Is there a way to get that variable name? Is there a better way to retrive the attribute?
Walt
Monday, April 25, 2005
Integer is an integer. There is no way for it to know, that it was the value of your private field once. You can change signature and use something like
IntegerRangeAttribute range = GetIntegerRange("iNumBurnInIterations");
DK
Monday, April 25, 2005
Yuk, using Attributes like this is ghastly.
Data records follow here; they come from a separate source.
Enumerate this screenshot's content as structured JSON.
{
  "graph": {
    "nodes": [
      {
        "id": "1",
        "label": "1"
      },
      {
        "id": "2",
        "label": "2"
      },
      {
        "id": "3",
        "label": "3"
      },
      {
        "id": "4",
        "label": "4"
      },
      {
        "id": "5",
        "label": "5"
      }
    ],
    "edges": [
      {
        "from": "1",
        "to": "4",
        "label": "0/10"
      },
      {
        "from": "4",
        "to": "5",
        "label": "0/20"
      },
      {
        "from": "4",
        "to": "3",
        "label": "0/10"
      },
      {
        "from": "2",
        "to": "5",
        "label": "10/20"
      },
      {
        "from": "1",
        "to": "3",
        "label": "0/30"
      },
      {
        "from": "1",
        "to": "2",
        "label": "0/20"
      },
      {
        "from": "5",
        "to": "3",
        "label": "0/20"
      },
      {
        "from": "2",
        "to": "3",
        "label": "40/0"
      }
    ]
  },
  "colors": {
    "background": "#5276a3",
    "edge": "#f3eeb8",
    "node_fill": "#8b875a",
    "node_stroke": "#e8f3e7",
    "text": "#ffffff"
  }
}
Surely it'd be better to just sub-class the Integer (Int32) type and apply your rules there, or at construction time.
Joel Spolsky
Tuesday, April 26, 2005
Hi, Joel
Could you elaborate on that "yuk", please? It would be really nice to get your reasoning.
DK
Tuesday, April 26, 2005
I had trouble sleeping tonight, so instead sketched a code, that Joel might had in mind - something similar to DB types:
------------------------------------------
public class MyClass
{
...
private ExtendedInt _burns
= new ExtendedInt(0, 1000000, 2000);
public int Burns
{
get { return (int)_burns; }
set { _burns.Value = value; }
}
...
}
internal class ExtendedInt
{
int _value;
int _min, _max, _default;
public ExtendedInt(int min, int max, int @default)
{
_min = min; _max = max; _default = @default;
_value = _default;
}
public int Value
{
get { return _value; }
set { /* validate value */ _value = value; }
}
public static implicit operator int(ExtendedInt eInt)
{
return eInt.Value;
}
}
------------------------------------------
Using property attributes to specify things like validation, mapping or some rendering parameters allows to write a very clean (simple, readable, maintainable) domain classes' code. But due to language limitations it also asks for significant effort in designing and implementing framework, that would gracefully handle these attributes.